Est-ce la gratuité qui va tuer la presse ?
Publié en mars 2009. Par Jean-Louis de Montesquiou.
Non, le net n'est pas l'assassin de la presse ! Il pourrait même en être le sauveur, en lui permettant de renaître, toute régénérée et revitalisée, sous la forme numérique. Ce qui risque par contre de tuer la presse, c'est la gratuité.
Non, le net n'est pas l'assassin de la presse ! Il pourrait même en être le sauveur, en lui permettant de renaître, toute régénérée et revitalisée, sous la forme numérique. Ce qui risque par contre de tuer la presse, c'est la gratuité.
Pas tellement les « gratuits » eux-mêmes, que le président Sarkozy a récemment chargés de tous les maux de la presse française, mais plutôt le fait que le Web « est tombé dupe de la croyance que l'information doit désormais être gratuite », d'après Walter Isaacson, le patron de Time Magazine (1). Les dégâts que cette conception naïve et généreuse a déjà provoqués sont phénoménaux. « Le succès de l'information gratuite, que ce soit sur Internet ou avec la presse gratuite, menace l'équilibre économique des rédactions […] La presse économique payante est de plus en plus menacée… » constate tristement l'Institut Montaigne dans son rapport sur le sujet (2).
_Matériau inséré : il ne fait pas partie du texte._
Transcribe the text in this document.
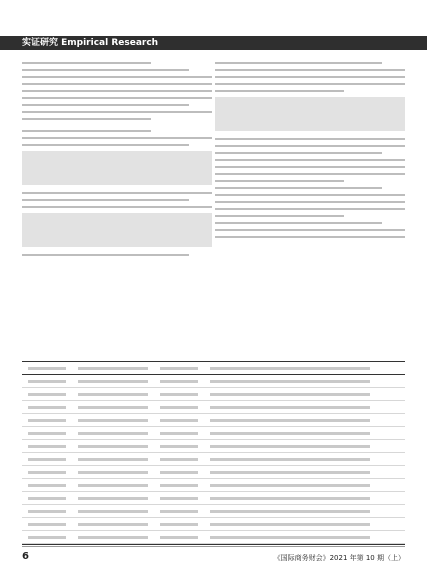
实证研究 Empirical Research
6	《国际商务财会》2021 年第 10 期（上）
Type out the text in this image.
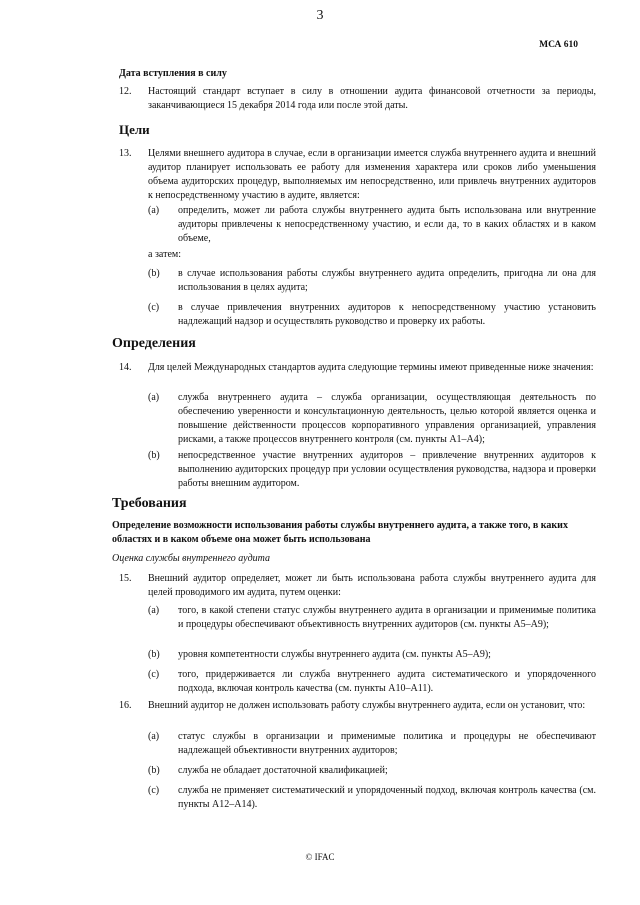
3
МСА 610
Дата вступления в силу
12. Настоящий стандарт вступает в силу в отношении аудита финансовой отчетности за периоды, заканчивающиеся 15 декабря 2014 года или после этой даты.
Цели
13. Целями внешнего аудитора в случае, если в организации имеется служба внутреннего аудита и внешний аудитор планирует использовать ее работу для изменения характера или сроков либо уменьшения объема аудиторских процедур, выполняемых им непосредственно, или привлечь внутренних аудиторов к непосредственному участию в аудите, является:
(a) определить, может ли работа службы внутреннего аудита быть использована или внутренние аудиторы привлечены к непосредственному участию, и если да, то в каких областях и в каком объеме,
а затем:
(b) в случае использования работы службы внутреннего аудита определить, пригодна ли она для использования в целях аудита;
(c) в случае привлечения внутренних аудиторов к непосредственному участию установить надлежащий надзор и осуществлять руководство и проверку их работы.
Определения
14. Для целей Международных стандартов аудита следующие термины имеют приведенные ниже значения:
(a) служба внутреннего аудита – служба организации, осуществляющая деятельность по обеспечению уверенности и консультационную деятельность, целью которой является оценка и повышение действенности процессов корпоративного управления организацией, управления рисками, а также процессов внутреннего контроля (см. пункты А1–А4);
(b) непосредственное участие внутренних аудиторов – привлечение внутренних аудиторов к выполнению аудиторских процедур при условии осуществления руководства, надзора и проверки работы внешним аудитором.
Требования
Определение возможности использования работы службы внутреннего аудита, а также того, в каких областях и в каком объеме она может быть использована
Оценка службы внутреннего аудита
15. Внешний аудитор определяет, может ли быть использована работа службы внутреннего аудита для целей проводимого им аудита, путем оценки:
(a) того, в какой степени статус службы внутреннего аудита в организации и применимые политика и процедуры обеспечивают объективность внутренних аудиторов (см. пункты А5–А9);
(b) уровня компетентности службы внутреннего аудита (см. пункты А5–А9);
(c) того, придерживается ли служба внутреннего аудита систематического и упорядоченного подхода, включая контроль качества (см. пункты А10–А11).
16. Внешний аудитор не должен использовать работу службы внутреннего аудита, если он установит, что:
(a) статус службы в организации и применимые политика и процедуры не обеспечивают надлежащей объективности внутренних аудиторов;
(b) служба не обладает достаточной квалификацией;
(c) служба не применяет систематический и упорядоченный подход, включая контроль качества (см. пункты А12–А14).
© IFAC
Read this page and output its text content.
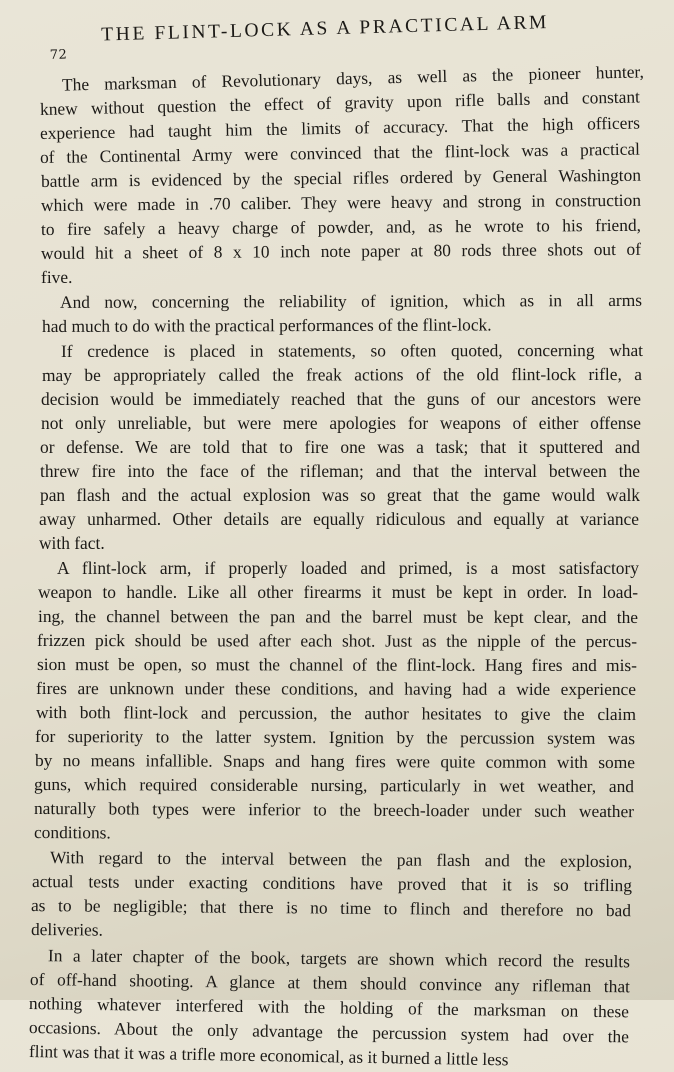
72
THE FLINT-LOCK AS A PRACTICAL ARM
The marksman of Revolutionary days, as well as the pioneer hunter,
knew without question the effect of gravity upon rifle balls and constant
experience had taught him the limits of accuracy. That the high officers
of the Continental Army were convinced that the flint-lock was a practical
battle arm is evidenced by the special rifles ordered by General Washington
which were made in .70 caliber. They were heavy and strong in construction
to fire safely a heavy charge of powder, and, as he wrote to his friend,
would hit a sheet of 8 x 10 inch note paper at 80 rods three shots out of
five.
And now, concerning the reliability of ignition, which as in all arms
had much to do with the practical performances of the flint-lock.
If credence is placed in statements, so often quoted, concerning what
may be appropriately called the freak actions of the old flint-lock rifle, a
decision would be immediately reached that the guns of our ancestors were
not only unreliable, but were mere apologies for weapons of either offense
or defense. We are told that to fire one was a task; that it sputtered and
threw fire into the face of the rifleman; and that the interval between the
pan flash and the actual explosion was so great that the game would walk
away unharmed. Other details are equally ridiculous and equally at variance
with fact.
A flint-lock arm, if properly loaded and primed, is a most satisfactory
weapon to handle. Like all other firearms it must be kept in order. In load-
ing, the channel between the pan and the barrel must be kept clear, and the
frizzen pick should be used after each shot. Just as the nipple of the percus-
sion must be open, so must the channel of the flint-lock. Hang fires and mis-
fires are unknown under these conditions, and having had a wide experience
with both flint-lock and percussion, the author hesitates to give the claim
for superiority to the latter system. Ignition by the percussion system was
by no means infallible. Snaps and hang fires were quite common with some
guns, which required considerable nursing, particularly in wet weather, and
naturally both types were inferior to the breech-loader under such weather
conditions.
With regard to the interval between the pan flash and the explosion,
actual tests under exacting conditions have proved that it is so trifling
as to be negligible; that there is no time to flinch and therefore no bad
deliveries.
In a later chapter of the book, targets are shown which record the results
of off-hand shooting. A glance at them should convince any rifleman that
nothing whatever interfered with the holding of the marksman on these
occasions. About the only advantage the percussion system had over the
flint was that it was a trifle more economical, as it burned a little less
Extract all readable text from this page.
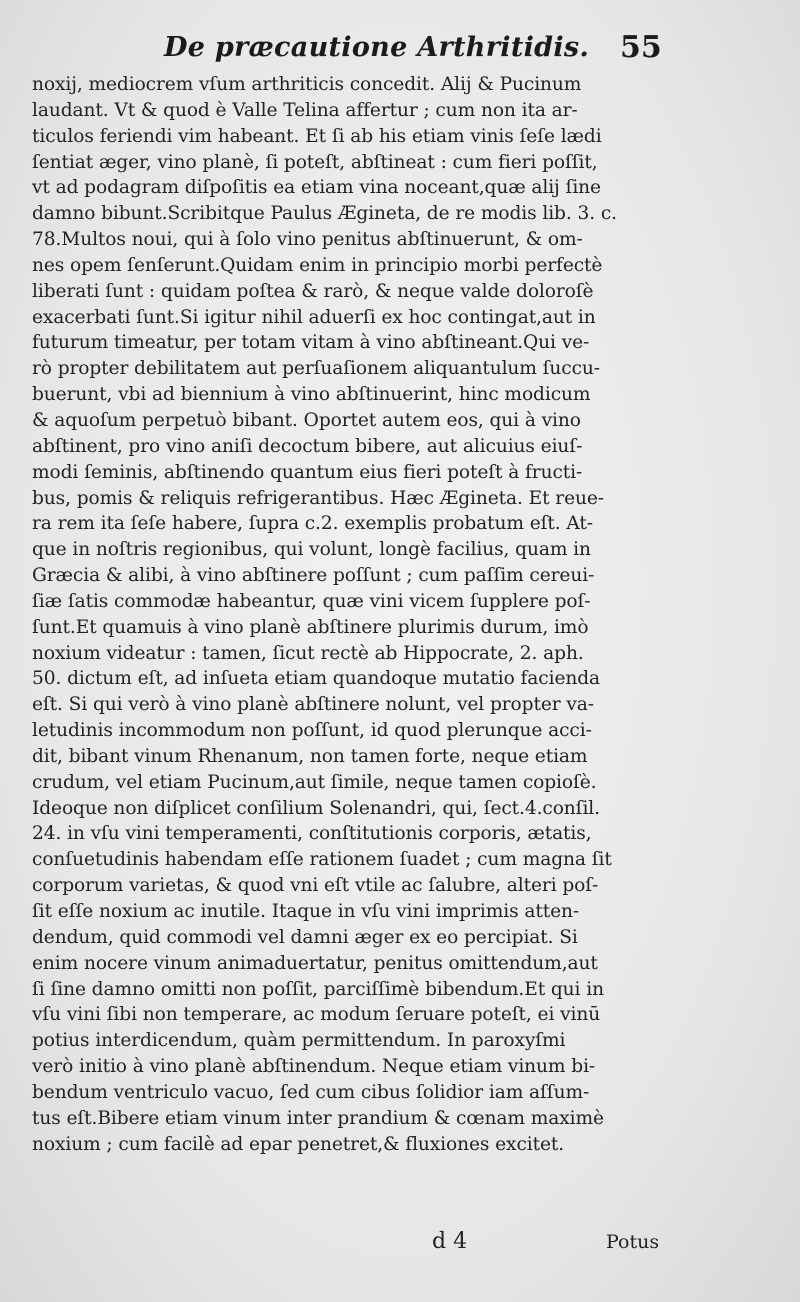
De præcautione Arthritidis. 55
noxij, mediocrem vſum arthriticis concedit. Alij & Pucinum
laudant. Vt & quod è Valle Telina affertur ; cum non ita ar-
ticulos feriendi vim habeant. Et ſi ab his etiam vinis ſeſe lædi
ſentiat æger, vino planè, ſi poteſt, abſtineat : cum fieri poſſit,
vt ad podagram diſpoſitis ea etiam vina noceant,quæ alij ſine
damno bibunt.Scribitque Paulus Ægineta, de re modis lib. 3. c.
78.Multos noui, qui à ſolo vino penitus abſtinuerunt, & om-
nes opem ſenſerunt.Quidam enim in principio morbi perfectè
liberati ſunt : quidam poſtea & rarò, & neque valde doloroſè
exacerbati ſunt.Si igitur nihil aduerſi ex hoc contingat,aut in
futurum timeatur, per totam vitam à vino abſtineant.Qui ve-
rò propter debilitatem aut perſuaſionem aliquantulum ſuccu-
buerunt, vbi ad biennium à vino abſtinuerint, hinc modicum
& aquoſum perpetuò bibant. Oportet autem eos, qui à vino
abſtinent, pro vino aniſi decoctum bibere, aut alicuius eiuſ-
modi ſeminis, abſtinendo quantum eius fieri poteſt à fructi-
bus, pomis & reliquis refrigerantibus. Hæc Ægineta. Et reue-
ra rem ita ſeſe habere, ſupra c.2. exemplis probatum eſt. At-
que in noſtris regionibus, qui volunt, longè facilius, quam in
Græcia & alibi, à vino abſtinere poſſunt ; cum paſſim cereui-
ſiæ ſatis commodæ habeantur, quæ vini vicem ſupplere poſ-
ſunt.Et quamuis à vino planè abſtinere plurimis durum, imò
noxium videatur : tamen, ſicut rectè ab Hippocrate, 2. aph.
50. dictum eſt, ad inſueta etiam quandoque mutatio facienda
eſt. Si qui verò à vino planè abſtinere nolunt, vel propter va-
letudinis incommodum non poſſunt, id quod plerunque acci-
dit, bibant vinum Rhenanum, non tamen forte, neque etiam
crudum, vel etiam Pucinum,aut ſimile, neque tamen copioſè.
Ideoque non diſplicet conſilium Solenandri, qui, ſect.4.conſil.
24. in vſu vini temperamenti, conſtitutionis corporis, ætatis,
conſuetudinis habendam eſſe rationem ſuadet ; cum magna ſit
corporum varietas, & quod vni eſt vtile ac ſalubre, alteri poſ-
ſit eſſe noxium ac inutile. Itaque in vſu vini imprimis atten-
dendum, quid commodi vel damni æger ex eo percipiat. Si
enim nocere vinum animaduertatur, penitus omittendum,aut
ſi ſine damno omitti non poſſit, parciſſimè bibendum.Et qui in
vſu vini ſibi non temperare, ac modum ſeruare poteſt, ei vinū
potius interdicendum, quàm permittendum. In paroxyſmi
verò initio à vino planè abſtinendum. Neque etiam vinum bi-
bendum ventriculo vacuo, ſed cum cibus ſolidior iam aſſum-
tus eſt.Bibere etiam vinum inter prandium & cœnam maximè
noxium ; cum facilè ad epar penetret,& fluxiones excitet.
d 4	Potus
« Car pourquoi payer pour quelque chose que les concurrents offrent gratuitement ? » demande Walter Isaacson , « Je me sentirais complètement crétin de le faire ! » . Et les systèmes « à deux vitesses » - une offre gratuite, une offre payante de meilleure qualité (« freemium ») - ont bien du mal à fonctionner, d'autant qu'avec un peu d'astuce on peut retrouver gratis via les moteurs de recherche l'article que l'on est supposé payer. Et comme si ça ne suffisait pas, on déniche ici et là dans les recoins du Web des sites de piratage (je ne vous indiquerai pas lesquels) où l'on peut se procurer presque toute la presse payante, papier ou autre ! On ne peut donc complètement écarter le risque d’une « Napstérisation » de la presse (du nom du site de musique gratuite, Napster.com, qui a failli régler son compte à l'industrie du disque).
Le problème, c'est que l'on voit se dessiner un cercle vicieux implacable : moins la presse papier peut investir dans un journalisme de qualité, moins il y a de lecteurs ; et moins il y a de lecteurs, moins on peut recruter de bonnes plumes et les envoyer aux quatre coins du monde… « Depuis un certain temps, analyse James Surowiecki (2), les lecteurs ont vécu dans le meilleur des deux mondes : ils ont bénéficié de tous les avantages de la presse traditionnelle, bien profitable - reportages très fouillés, rédacteurs excellents et ainsi de suite - mais en payant les frais bas prix de la presse d'aujourd'hui. En fait, cette situation est intenable. Tôt ou tard nous allons en avoir vraiment pour notre argent - et nous allons découvrir combien ça donne droit à peu ! ». Et il conclut : « En d'autres mots, le problème pour les journaux, ce n'est pas l'Internet, c'est nous ! ».